Although no specific clinical or radiologic finding is available for COVID-19 diagnosis, a chest CT scan is useful in identifying the severity of lung lesions in patients with pneumonia [38]. In the present study, approximately two-thirds of patients were presented with normal chest CT scans and demonstrated a mild, non-deteriorating course of infection. Patients in the severe group showed more chest CT findings such as consolidation and GGO compared to non-severe patients, though it was not statistically significant. In addition, a significant difference was seen in severe patients compared to the non-severe group. In agreement with the present study is the fact that the destruction of pulmonary parenchyma in radiological findings manifests itself as GGO and consolidation [4, 13, 39, 40]. Also, the presence of consolidation is indicative of the infiltration of inflammatory cells into the lungs and, consequently, damage to the pulmonary parenchyma. However, the age groups did not differ significantly in terms of chest CT findings. All in all, the use of CT findings, especially GGO and consolidation, along with other clinical findings, can be effective in the early detection of severe COVID-19.

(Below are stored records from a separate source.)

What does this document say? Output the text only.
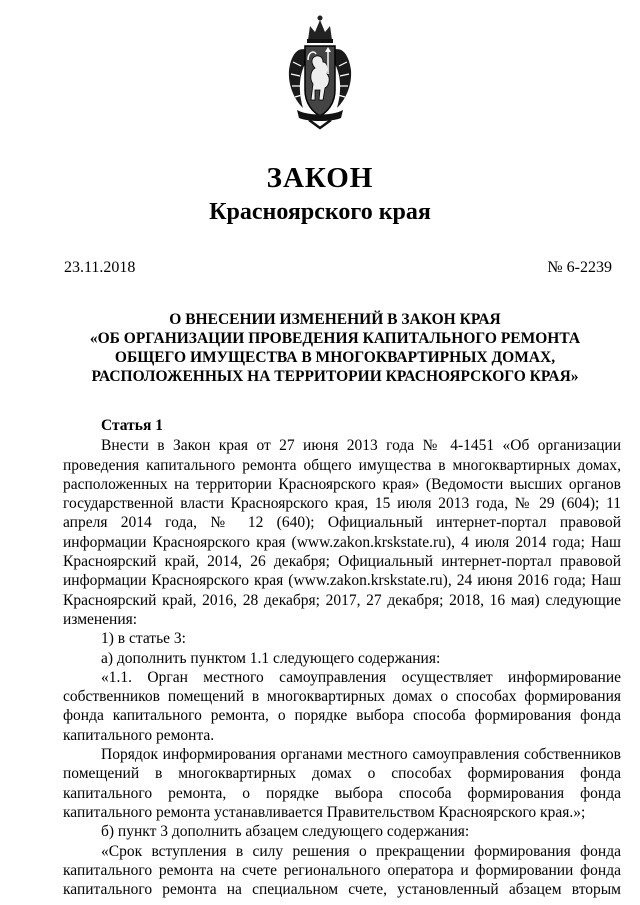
ЗАКОН
Красноярского края
23.11.2018	№ 6-2239
О ВНЕСЕНИИ ИЗМЕНЕНИЙ В ЗАКОН КРАЯ
«ОБ ОРГАНИЗАЦИИ ПРОВЕДЕНИЯ КАПИТАЛЬНОГО РЕМОНТА
ОБЩЕГО ИМУЩЕСТВА В МНОГОКВАРТИРНЫХ ДОМАХ,
РАСПОЛОЖЕННЫХ НА ТЕРРИТОРИИ КРАСНОЯРСКОГО КРАЯ»
Статья 1

Внести в Закон края от 27 июня 2013 года № 4-1451 «Об организации проведения капитального ремонта общего имущества в многоквартирных домах, расположенных на территории Красноярского края» (Ведомости высших органов государственной власти Красноярского края, 15 июля 2013 года, № 29 (604); 11 апреля 2014 года, № 12 (640); Официальный интернет-портал правовой информации Красноярского края (www.zakon.krskstate.ru), 4 июля 2014 года; Наш Красноярский край, 2014, 26 декабря; Официальный интернет-портал правовой информации Красноярского края (www.zakon.krskstate.ru), 24 июня 2016 года; Наш Красноярский край, 2016, 28 декабря; 2017, 27 декабря; 2018, 16 мая) следующие изменения:

1) в статье 3:

а) дополнить пунктом 1.1 следующего содержания:

«1.1. Орган местного самоуправления осуществляет информирование собственников помещений в многоквартирных домах о способах формирования фонда капитального ремонта, о порядке выбора способа формирования фонда капитального ремонта.

Порядок информирования органами местного самоуправления собственников помещений в многоквартирных домах о способах формирования фонда капитального ремонта, о порядке выбора способа формирования фонда капитального ремонта устанавливается Правительством Красноярского края.»;

б) пункт 3 дополнить абзацем следующего содержания:

«Срок вступления в силу решения о прекращении формирования фонда капитального ремонта на счете регионального оператора и формировании фонда капитального ремонта на специальном счете, установленный абзацем вторым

To the best of the authors’ knowledge, this is the first study that compares the clinical, laboratory, and CT findings of severe and non-severe COVID-19 pediatric patients among different age groups. Although the present study was conducted on a larger sample size compared to the similar studies on pediatric COVID-19 patients, one of the limitations of this study is the small sample size, especially in the age group consisting of patients aged less than two years. Due to the prevalence of some respiratory infections in children and the similarities and overlaps between radiological findings of these infections and coronavirus infection, more comprehensive and epidemiological studies are needed to find differential radiologic findings between these infections. It is suggested that further studies with larger sample sizes as well as comparisons with adult populations be conducted so as to shed more light on the differences in the symptoms and pathogenesis of coronavirus in the pediatric population.